In this time of technological, media and e-commerce frenzy it seems that now, more than ever, businesses must become fully conversant with the suite of IP rights available to them. The protection of technology or the maintenance of a brand will often give businesses a highly significant edge over their competitors, and may determine the winners and losers in any particular market. With this continuing expansion in the importance of IP in mind, the courts and legislatures have been pressed to provide for the ever increasing demand for IP rights, while having to balance this against the needs of a free market and freedom of expression. We examine three recent cases in which the English courts have had to consider novel aspects of the scope of IP rights.

British Horseracing Board
v William Hill
British Horseracing Board (BHB) sued William Hill alleging that its use of BHB’s ‘runners and riders’ information on online betting sites infringed the new database right (created by Directive 96/9/EC). Infringement is established through the “extraction” or “re-utilisation” of the “whole or a substantial part” of the contents of the database. At the core of the legal argument were two points: what it was that the right protected, and how a constantly evolving database should be viewed.
William Hill asserted that the database right protects not the data but the ordering, structure and searchability of the database itself. This was referred to as the “databaseness”. It argued that the right was not infringed without taking advantage of this “databaseness”. William Hill contended that as it obtained its data from a data stream sent by BHB to an intermediary, all it was doing was using data from the database rather than its “databaseness”.
Justice Laddie however rejected these submissions, drawing a distinction between the properties of ordering, structure and searchability necessary for subsistence of the right, and the acts required to found infringement. He determined – we would suggest rightly – that all that was necessary was a misuse of sufficient data to represent a substantial part of the contents of the database.
William Hill’s second point was as follows. The BHB database was a “rolling database”, with new information being added continuously, and spent races deleted. William Hill claimed it used only small data parcels on a daily basis, each parcel not being a substantial part of the whole.
Even if this had been true, it would not have been the end of the matter as the directive expressly prohibited any repeated and systematic extraction or re-utilisation of insubstantial parts of a database.
William Hill sought to avoid this by ingeniously arguing that, as the BHB database was continually changing in content, and indeed over time was completely replaced, it was in fact a series of temporally distinct separate databases – from each of which there were but a few (insubstantial) extractions.
Laddie acknowledged this to be an attractive argument, but decided that this too was wrong.
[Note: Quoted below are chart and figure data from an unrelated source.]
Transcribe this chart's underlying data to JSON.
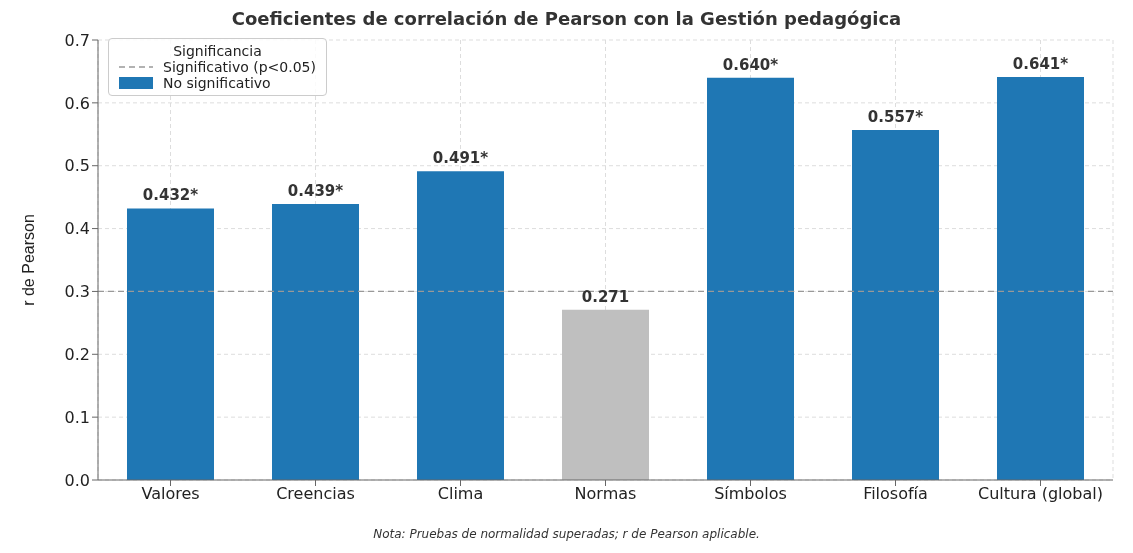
{
  "chart_data": {
    "type": "bar",
    "title": "Coeficientes de correlación de Pearson con la Gestión pedagógica",
    "ylabel": "r de Pearson",
    "categories": [
      "Valores",
      "Creencias",
      "Clima",
      "Normas",
      "Símbolos",
      "Filosofía",
      "Cultura (global)"
    ],
    "series": [
      {
        "name": "No significativo",
        "color": "#1f77b4",
        "colors": [
          "#1f77b4",
          "#1f77b4",
          "#1f77b4",
          "#bfbfbf",
          "#1f77b4",
          "#1f77b4",
          "#1f77b4"
        ],
        "values": [
          0.432,
          0.439,
          0.491,
          0.271,
          0.64,
          0.557,
          0.641
        ],
        "value_labels": [
          "0.432*",
          "0.439*",
          "0.491*",
          "0.271",
          "0.640*",
          "0.557*",
          "0.641*"
        ]
      }
    ],
    "ylim": [
      0,
      0.7
    ],
    "yticks": [
      {
        "value": 0,
        "label": "0.0"
      },
      0.1,
      0.2,
      0.3,
      0.4,
      0.5,
      0.6,
      0.7
    ],
    "ref_lines": [
      {
        "axis": "y",
        "value": 0.3,
        "label": "Significativo (p<0.05)",
        "color": "#999999",
        "line_style": "dashed"
      }
    ],
    "legend_title": "Significancia",
    "legend": "top left",
    "grid": true,
    "annotations": [
      "Nota: Pruebas de normalidad superadas; r de Pearson aplicable."
    ]
  }
}
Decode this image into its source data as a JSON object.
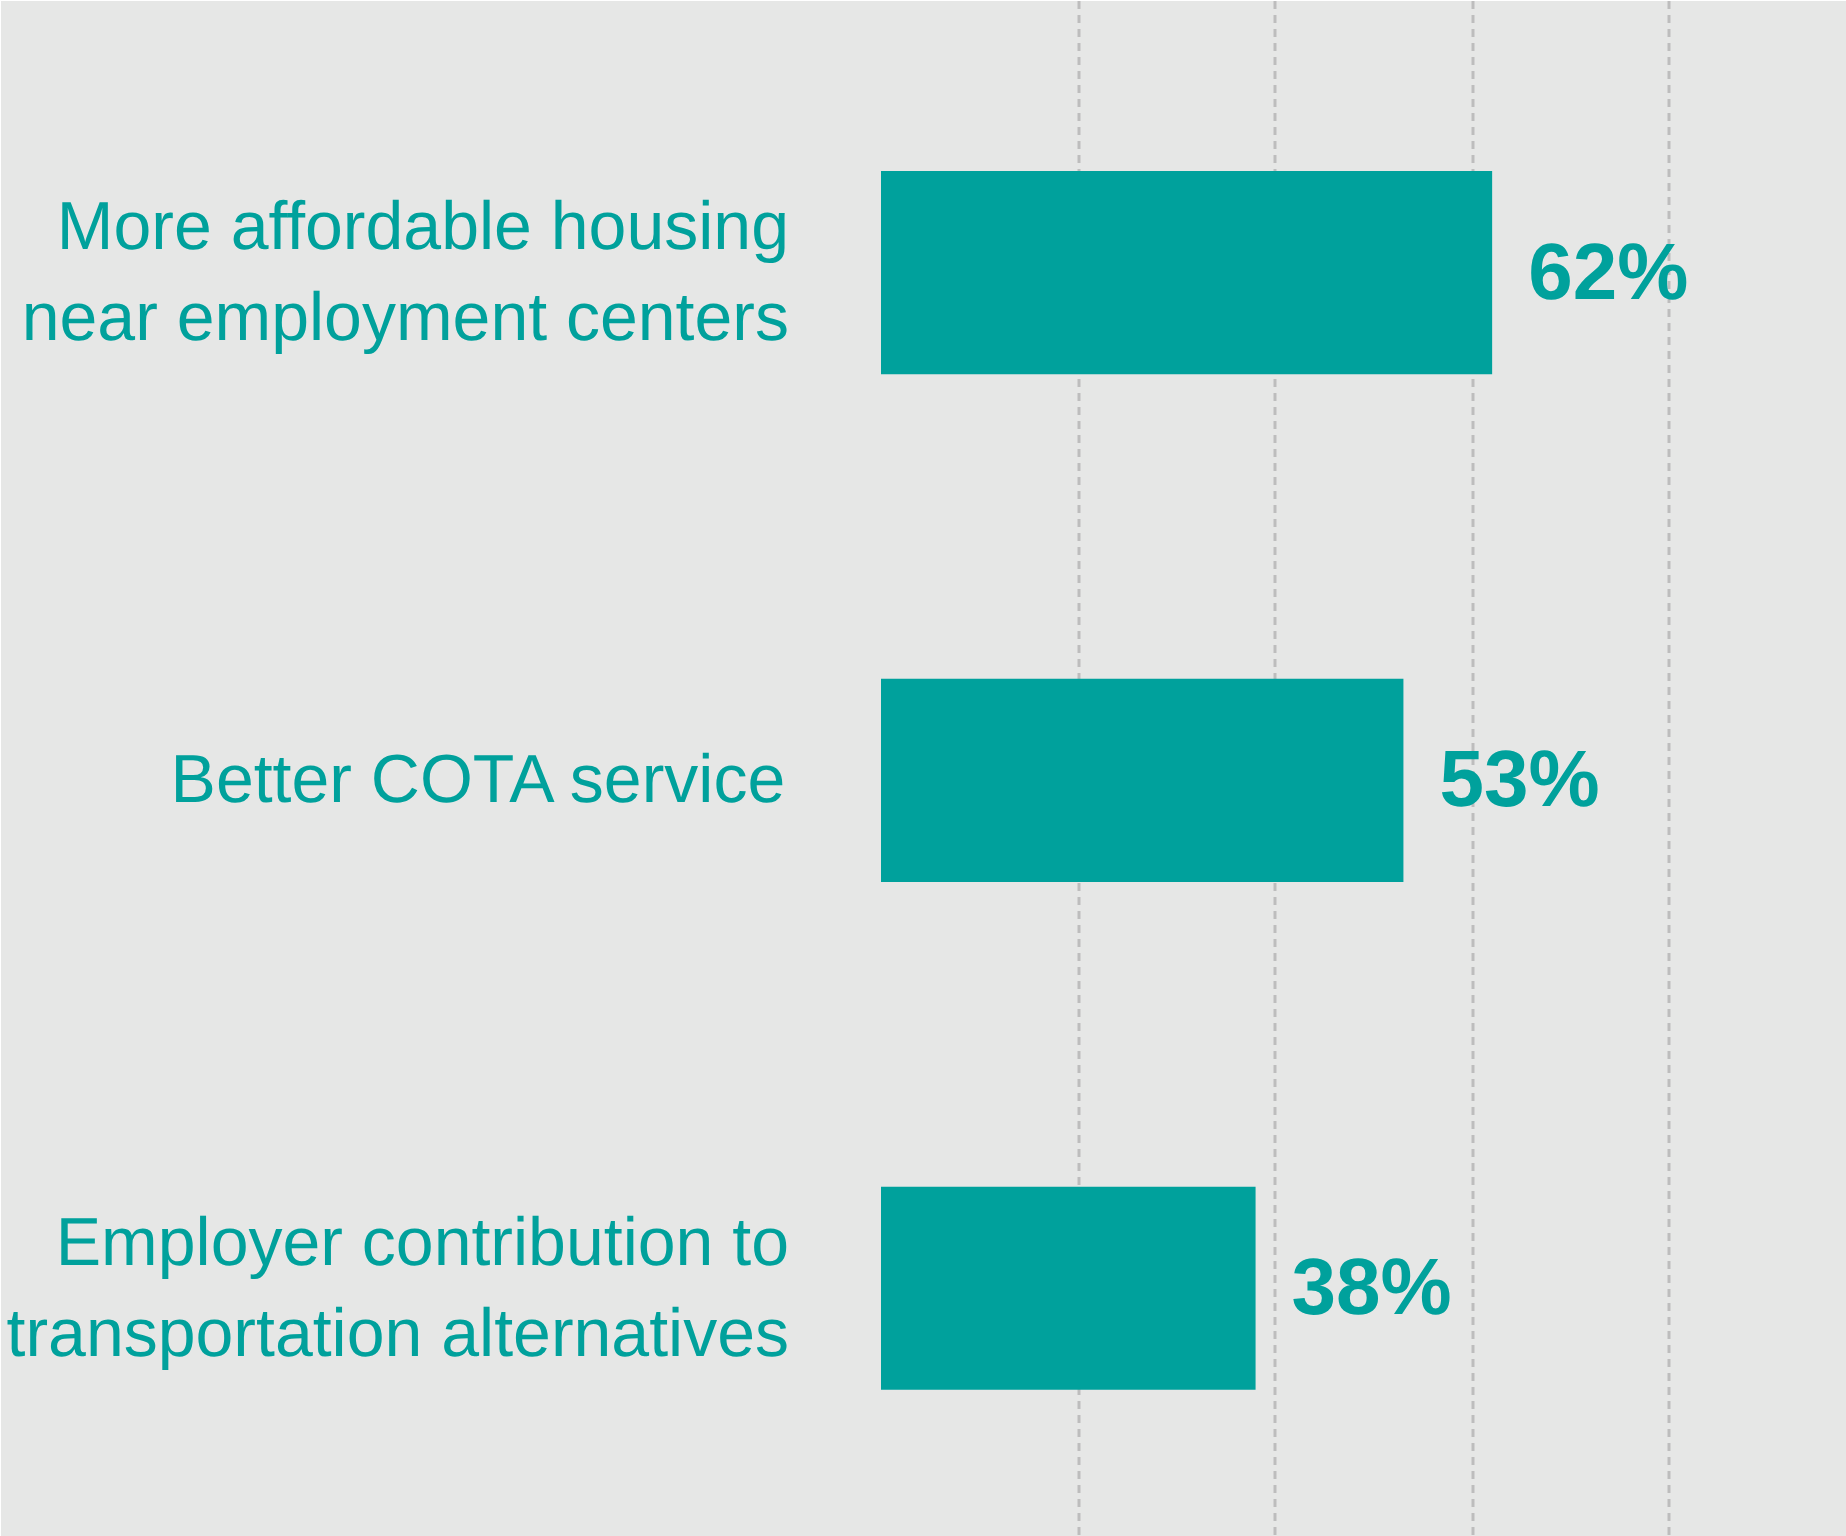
{
  "chart_data": {
    "type": "bar",
    "orientation": "horizontal",
    "categories": [
      "More affordable housing\nnear employment centers",
      "Better COTA service",
      "Employer contribution to\ntransportation alternatives"
    ],
    "values": [
      62,
      53,
      38
    ],
    "color": "#00a19c",
    "value_labels": [
      "62%",
      "53%",
      "38%"
    ],
    "xlim": [
      0,
      98
    ],
    "xticks": [
      {
        "value": 0,
        "label": null
      },
      {
        "value": 20,
        "label": null
      },
      {
        "value": 40,
        "label": null
      },
      {
        "value": 60,
        "label": null
      },
      {
        "value": 80,
        "label": null
      }
    ],
    "grid": "x",
    "tick_labels": "y"
  }
}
He noted that this would have made rolling databases virtually uninfringeable, and that there was nothing to suggest that the directive should be so limited. Rather he concluded that the BHB database was a single database in a state of constant refinement, and thus William Hill had infringed the right.
William Hill has appealed the judge’s decision and this will be considered this month. Bearing in mind that the definition of a database is broad enough to apply to things as diverse as magazines, anthologies and some CDs, much more than just the betting industry will await the outcome with interest.